View Single Post
  #1  
Old 11-26-2007, 04:36 PM
jackaaron jackaaron is offline
Senior Member
 
Join Date: Dec 2004
Location: The \'Shoe
Posts: 611
Default Is this still correct?

A contributor to 2+2 mag had this to say:

“If you think you have a significant skill advantage over your opponents then you should play a more conservative game and not try to gamble with close decisions. If you think you are one of the weaker players left, then you need to gamble it up more, push some risky situations, and hope to get lucky. The better you are, the more important survival is to you and the longer you want the tournament to last. If you are weak, then it is best to try and get the game over with as soon as possible. You have a better chance of winning that way.”

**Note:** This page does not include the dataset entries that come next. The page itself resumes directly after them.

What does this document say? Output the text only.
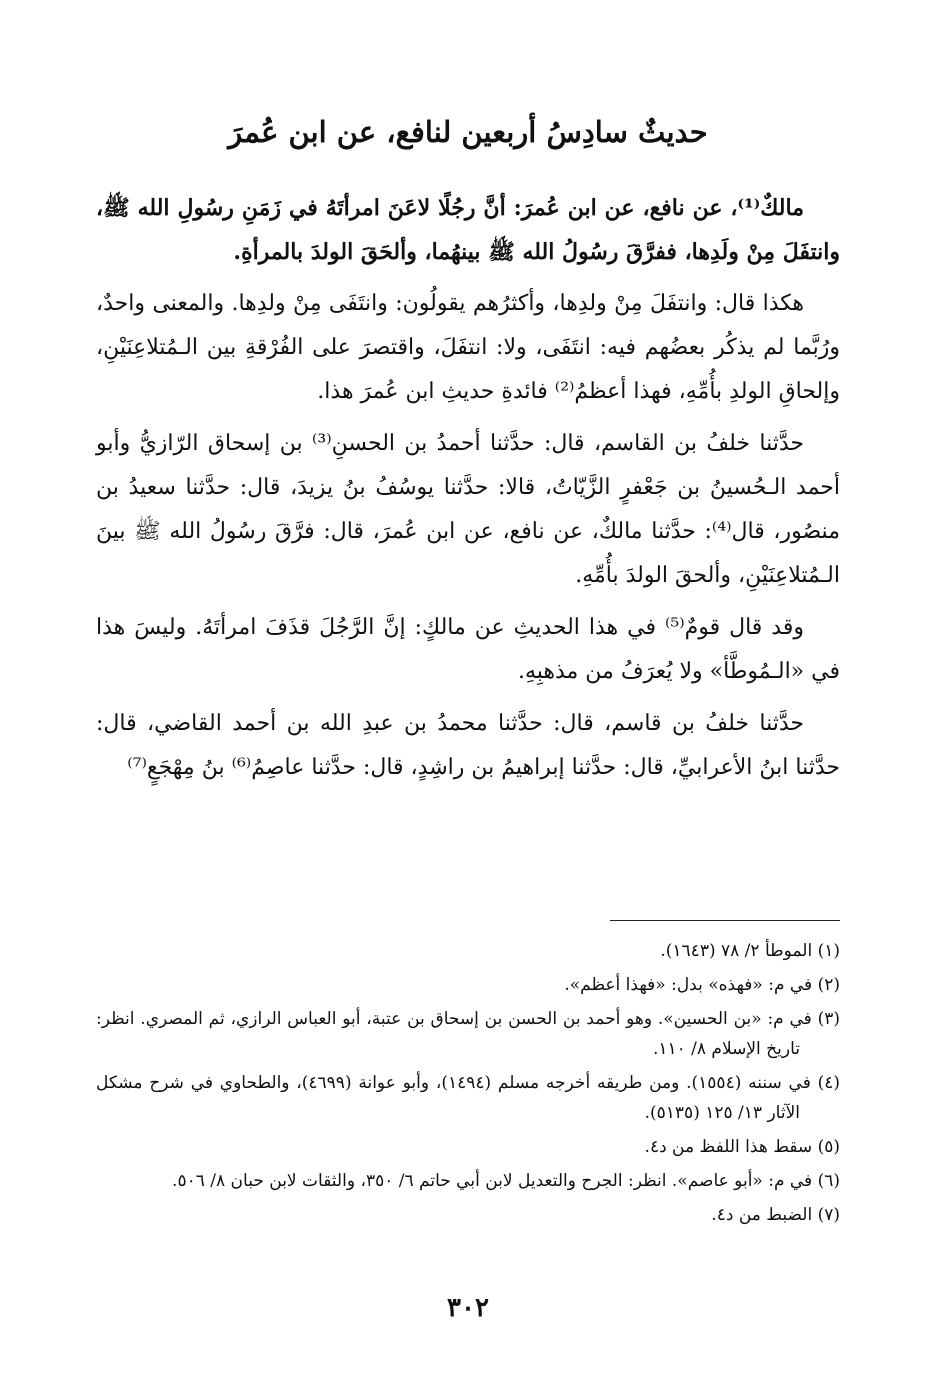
حديثٌ سادِسُ أربعين لنافع، عن ابن عُمرَ

مالكٌ⁽¹⁾، عن نافع، عن ابن عُمرَ: أنَّ رجُلًا لاعَنَ امرأتَهُ في زَمَنِ رسُولِ الله ﷺ، وانتفَلَ مِنْ ولَدِها، ففرَّقَ رسُولُ الله ﷺ بينهُما، وألحَقَ الولدَ بالمرأةِ.

هكذا قال: وانتفَلَ مِنْ ولدِها، وأكثرُهم يقولُون: وانتَفَى مِنْ ولدِها. والمعنى واحدٌ، ورُبَّما لم يذكُر بعضُهم فيه: انتَفَى، ولا: انتفَلَ، واقتصرَ على الفُرْقةِ بين الـمُتلاعِنَيْنِ، وإلحاقِ الولدِ بأُمِّهِ، فهذا أعظمُ⁽²⁾ فائدةِ حديثِ ابن عُمرَ هذا.

حدَّثنا خلفُ بن القاسم، قال: حدَّثنا أحمدُ بن الحسنِ⁽³⁾ بن إسحاق الرّازيُّ وأبو أحمد الـحُسينُ بن جَعْفرٍ الزَّيّاتُ، قالا: حدَّثنا يوسُفُ بنُ يزيدَ، قال: حدَّثنا سعيدُ بن منصُور، قال⁽⁴⁾: حدَّثنا مالكٌ، عن نافع، عن ابن عُمرَ، قال: فرَّقَ رسُولُ الله ﷺ بينَ الـمُتلاعِنَيْنِ، وألحقَ الولدَ بأُمِّهِ.

وقد قال قومٌ⁽⁵⁾ في هذا الحديثِ عن مالكٍ: إنَّ الرَّجُلَ قذَفَ امرأتَهُ. وليسَ هذا في «الـمُوطَّأ» ولا يُعرَفُ من مذهبِهِ.

حدَّثنا خلفُ بن قاسم، قال: حدَّثنا محمدُ بن عبدِ الله بن أحمد القاضي، قال: حدَّثنا ابنُ الأعرابيِّ، قال: حدَّثنا إبراهيمُ بن راشِدٍ، قال: حدَّثنا عاصِمُ⁽⁶⁾ بنُ مِهْجَعٍ⁽⁷⁾

(١) الموطأ ٢/ ٧٨ (١٦٤٣).

(٢) في م: «فهذه» بدل: «فهذا أعظم».

(٣) في م: «بن الحسين». وهو أحمد بن الحسن بن إسحاق بن عتبة، أبو العباس الرازي، ثم المصري. انظر: تاريخ الإسلام ٨/ ١١٠.

(٤) في سننه (١٥٥٤). ومن طريقه أخرجه مسلم (١٤٩٤)، وأبو عوانة (٤٦٩٩)، والطحاوي في شرح مشكل الآثار ١٣/ ١٢٥ (٥١٣٥).

(٥) سقط هذا اللفظ من د٤.

(٦) في م: «أبو عاصم». انظر: الجرح والتعديل لابن أبي حاتم ٦/ ٣٥٠، والثقات لابن حبان ٨/ ٥٠٦.

(٧) الضبط من د٤.

٣٠٢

I think this is completely wrong, and my reason is that when a very good, high volume player gambles and creates a large stack (or busts and moves on to the next tourney) he knows what to do with that stack better than a bad player. For example, what I can do with t20,000 in the 100/200 versus what the top 5 tourney players can do with that same amount is VASTLY different. I would probably pick many more wrong spots to steal, pot stab, resteal, etc., and just spew the chips all over the place.

Conversely, I think the weak players, because they aren’t good with their chips, nor at hand reading, or discipline, and so on, need to stay conservative and wait for really good opportunities because the decisions are much, much easier for them. Let’s take me, for example. When I flop a boat, or a set, I should try to get as much as I can and go from there. But, when I have QT in MP, and it’s folded around to me, and I raise…if I’m reraised, I’m likely to base my decision solely on whether or not I want to see the flop with QT, not on what my opponent’s range is, nor the tendencies my opponent has displayed over the last twenty hands, effective stacks, M, etc. (Not really, but I am a bad player, so I'm using myself as the example.)

So, which is it? Should a very good player gamble it up to create a large stack, and use his skill edge (is this a chip utility discussion? I don’t know), or should he do as the magazine contributor says, and stay conservative, and survive.